The best digital signage projects are built around the viewing audience, not the technology. That was the message repeatedly reinforced by experts relating to industry trends at the InfoComm 2016 Digital Signage Summit in Las Vegas last week.

“We all hear the phrase ‘Content is King’ but here’s what I tend to say: ‘Objectives are King,'” explains Alan Brawn, an industry consultant and educator with 35 years of experience in the pro-AV business.

The day-long summit, held ahead of the exhibit hall opening for the massive InfoComm 2016 audio-visual trade show, had a series of keynote presentations and panels designed to introduce systems integrators and solutions providers to digital signage trends, and provide background on high-profile installations in North America and around the world.

Chris Johnson, CTO of systems integrator Diversified, took the audience through the thinking and execution of Samsung 837, an entirely unique experiential concept store that opened its doors earlier this year in New York City’s Meatpacking District. Johnson’s firm was part of the team that put together what’s referred to as a digital playground and living lab — a flagship store that demonstrates the possibilities of technology, but doesn’t stock any product on site.

The visual experience for visitors was also at the center of a project put together recently for L.A. Live, a high-profile entertainment complex in Los Angeles. Diversified was also involved in that project, and Dave Ruvolo, the company’s managing director of systems engineering, walked through the planning and execution for the movie house. “It was clear that content was going to make or break the project,” said Ruvolo.

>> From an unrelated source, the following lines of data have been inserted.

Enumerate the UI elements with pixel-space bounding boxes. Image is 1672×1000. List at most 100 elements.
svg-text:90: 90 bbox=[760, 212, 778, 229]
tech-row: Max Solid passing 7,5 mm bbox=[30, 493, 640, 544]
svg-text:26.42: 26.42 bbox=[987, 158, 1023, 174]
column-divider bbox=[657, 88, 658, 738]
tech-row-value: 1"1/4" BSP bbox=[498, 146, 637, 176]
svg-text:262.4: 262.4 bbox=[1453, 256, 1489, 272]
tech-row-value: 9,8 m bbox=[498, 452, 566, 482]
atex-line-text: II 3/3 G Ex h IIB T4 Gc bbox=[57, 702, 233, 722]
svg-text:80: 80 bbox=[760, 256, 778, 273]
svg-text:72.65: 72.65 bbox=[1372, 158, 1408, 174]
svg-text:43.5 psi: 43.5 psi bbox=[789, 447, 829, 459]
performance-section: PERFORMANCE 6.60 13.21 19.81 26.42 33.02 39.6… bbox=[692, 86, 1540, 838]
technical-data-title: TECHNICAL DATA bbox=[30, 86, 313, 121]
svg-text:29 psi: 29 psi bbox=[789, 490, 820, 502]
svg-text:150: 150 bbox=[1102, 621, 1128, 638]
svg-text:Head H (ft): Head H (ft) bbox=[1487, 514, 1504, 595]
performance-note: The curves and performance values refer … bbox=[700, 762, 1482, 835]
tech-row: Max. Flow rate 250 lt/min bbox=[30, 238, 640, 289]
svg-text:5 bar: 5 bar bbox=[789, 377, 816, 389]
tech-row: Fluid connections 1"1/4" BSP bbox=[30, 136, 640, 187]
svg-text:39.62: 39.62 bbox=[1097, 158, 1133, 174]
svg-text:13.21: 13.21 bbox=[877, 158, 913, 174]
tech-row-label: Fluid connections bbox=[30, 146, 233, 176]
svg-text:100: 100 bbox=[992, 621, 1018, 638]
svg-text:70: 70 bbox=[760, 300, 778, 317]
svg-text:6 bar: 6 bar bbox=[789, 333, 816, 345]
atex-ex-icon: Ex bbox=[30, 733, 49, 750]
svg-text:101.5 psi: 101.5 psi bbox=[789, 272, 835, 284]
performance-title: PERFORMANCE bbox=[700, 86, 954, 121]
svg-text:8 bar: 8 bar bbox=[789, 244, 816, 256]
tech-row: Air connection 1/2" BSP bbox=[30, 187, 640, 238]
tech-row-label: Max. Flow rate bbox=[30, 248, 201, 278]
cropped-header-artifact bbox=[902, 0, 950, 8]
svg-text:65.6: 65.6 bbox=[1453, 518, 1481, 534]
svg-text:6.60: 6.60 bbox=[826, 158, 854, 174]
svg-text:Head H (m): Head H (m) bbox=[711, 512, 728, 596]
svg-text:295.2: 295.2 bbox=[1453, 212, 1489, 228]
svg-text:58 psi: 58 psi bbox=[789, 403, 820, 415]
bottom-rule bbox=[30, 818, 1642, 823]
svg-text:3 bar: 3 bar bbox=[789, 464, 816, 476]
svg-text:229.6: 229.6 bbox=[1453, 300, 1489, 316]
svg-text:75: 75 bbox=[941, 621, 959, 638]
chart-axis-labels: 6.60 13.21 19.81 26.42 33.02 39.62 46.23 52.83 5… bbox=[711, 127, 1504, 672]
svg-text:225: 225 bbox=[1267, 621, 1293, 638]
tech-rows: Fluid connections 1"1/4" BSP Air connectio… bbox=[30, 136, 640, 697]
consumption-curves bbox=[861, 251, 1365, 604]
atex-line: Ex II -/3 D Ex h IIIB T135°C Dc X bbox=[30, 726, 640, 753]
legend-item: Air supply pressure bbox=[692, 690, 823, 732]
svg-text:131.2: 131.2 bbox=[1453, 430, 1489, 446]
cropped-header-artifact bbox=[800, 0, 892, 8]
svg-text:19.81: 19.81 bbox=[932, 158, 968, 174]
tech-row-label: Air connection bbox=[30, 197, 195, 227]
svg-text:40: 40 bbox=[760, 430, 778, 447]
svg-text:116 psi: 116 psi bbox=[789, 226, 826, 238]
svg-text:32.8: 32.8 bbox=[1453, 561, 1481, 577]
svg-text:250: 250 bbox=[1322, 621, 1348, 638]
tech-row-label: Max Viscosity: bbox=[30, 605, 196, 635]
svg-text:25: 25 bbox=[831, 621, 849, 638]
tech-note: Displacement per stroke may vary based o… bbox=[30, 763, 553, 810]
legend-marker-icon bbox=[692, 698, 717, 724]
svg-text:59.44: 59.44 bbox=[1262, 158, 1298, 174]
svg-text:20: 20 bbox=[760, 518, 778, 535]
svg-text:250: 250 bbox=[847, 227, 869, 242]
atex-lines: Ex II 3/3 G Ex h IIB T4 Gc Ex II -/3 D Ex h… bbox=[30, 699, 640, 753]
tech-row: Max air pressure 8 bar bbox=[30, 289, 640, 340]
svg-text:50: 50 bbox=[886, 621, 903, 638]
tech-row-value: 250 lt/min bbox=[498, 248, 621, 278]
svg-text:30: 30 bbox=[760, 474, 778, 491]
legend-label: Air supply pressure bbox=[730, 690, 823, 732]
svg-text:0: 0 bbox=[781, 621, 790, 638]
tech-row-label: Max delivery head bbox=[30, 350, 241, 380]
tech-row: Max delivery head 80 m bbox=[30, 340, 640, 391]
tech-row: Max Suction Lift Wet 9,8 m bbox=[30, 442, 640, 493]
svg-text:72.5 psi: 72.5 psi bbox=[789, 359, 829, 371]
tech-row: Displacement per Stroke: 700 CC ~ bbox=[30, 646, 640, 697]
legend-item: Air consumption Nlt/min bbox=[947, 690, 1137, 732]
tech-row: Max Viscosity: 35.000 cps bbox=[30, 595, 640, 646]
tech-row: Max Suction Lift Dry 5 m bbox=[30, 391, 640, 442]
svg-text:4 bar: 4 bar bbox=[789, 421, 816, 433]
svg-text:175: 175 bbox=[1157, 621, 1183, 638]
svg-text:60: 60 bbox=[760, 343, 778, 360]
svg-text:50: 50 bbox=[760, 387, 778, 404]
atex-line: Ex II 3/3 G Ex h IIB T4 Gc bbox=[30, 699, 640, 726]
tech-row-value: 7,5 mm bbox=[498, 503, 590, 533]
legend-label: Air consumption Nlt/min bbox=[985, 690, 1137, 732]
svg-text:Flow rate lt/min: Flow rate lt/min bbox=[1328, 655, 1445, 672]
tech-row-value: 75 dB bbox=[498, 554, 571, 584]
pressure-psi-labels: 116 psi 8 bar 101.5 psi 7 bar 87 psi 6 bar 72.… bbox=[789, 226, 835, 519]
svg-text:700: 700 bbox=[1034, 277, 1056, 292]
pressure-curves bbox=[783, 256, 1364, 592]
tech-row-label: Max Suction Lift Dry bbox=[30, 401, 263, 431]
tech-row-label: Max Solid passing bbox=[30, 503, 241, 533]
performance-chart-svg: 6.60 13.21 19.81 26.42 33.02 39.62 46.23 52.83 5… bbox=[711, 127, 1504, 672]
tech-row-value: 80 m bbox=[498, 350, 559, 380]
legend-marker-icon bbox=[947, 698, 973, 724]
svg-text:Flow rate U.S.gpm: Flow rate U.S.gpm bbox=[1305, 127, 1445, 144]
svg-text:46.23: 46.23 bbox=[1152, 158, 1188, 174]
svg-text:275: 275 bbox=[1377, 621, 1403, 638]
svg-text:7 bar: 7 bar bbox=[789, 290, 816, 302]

His team walked around the site with the client and identified at least 40 positions where movie-goers were lining up or hanging out, and they whittled down the target positions from there to come up with a formula for what has now been termed “Lobby Enchantment.” Screens, projections, lighting controls and focused audio celebrate the movie-going experience, and the programming includes scheduled segments when almost every screen in the lobby area runs common content, for what’s called a “Lobby Domination,” usually centered around an upcoming movie.

Florian Rotberg of invidis Consulting, the Munich-based firm that organized this year’s Digital Signage Summit, took the crowd through industry trends and his observations about how the signage industry is evolving in North America and beyond. He’s noticed that smart retail designers are turning their stores into stories, and highlighted what he called “fantastic” executions he’s seen in his travels, including:

  • The Rimova luggage store in Moscow that has a feature display that looks like a series of seats in a railway car, with the “windows” made of LCD displays showing the passing countryside.
  • The Dubai Duty-Free store at that city-state’s giant airport is blanketed with displays from floor to ceiling, and uses airport arrivals and departures data to target marketing messages. The single store generates $2 billion in sales annually.
  • Shoe retailer Aldo reconfigured a flagship store to take a video wall out of the entry, which was blocking views into the store, and instead built displays into a central line of support columns, with the content focused on visual stories designed to emotionally connect shoppers to the brand.

Rotberg also talked about emerging technology trends in digital signage, noting that most touch points in a consumer’s day-to-day journey are becoming digital, and the best work blends and synchronizes technologies like displays and smart devices, as opposed to planning and managing them independently. His company tracks the market, and he singled out how system-on-chip displays have huge, still largely untapped potential in the evolving digital signage ecosystem.

Rotberg says a move by Samsung into all-in-one displays that use the same operating system software as smartphones will be huge. By moving to platforms like Samsung’s Tizen, the vast pool of application developers who are already working on smartphone apps could easily extend work to digital signage displays.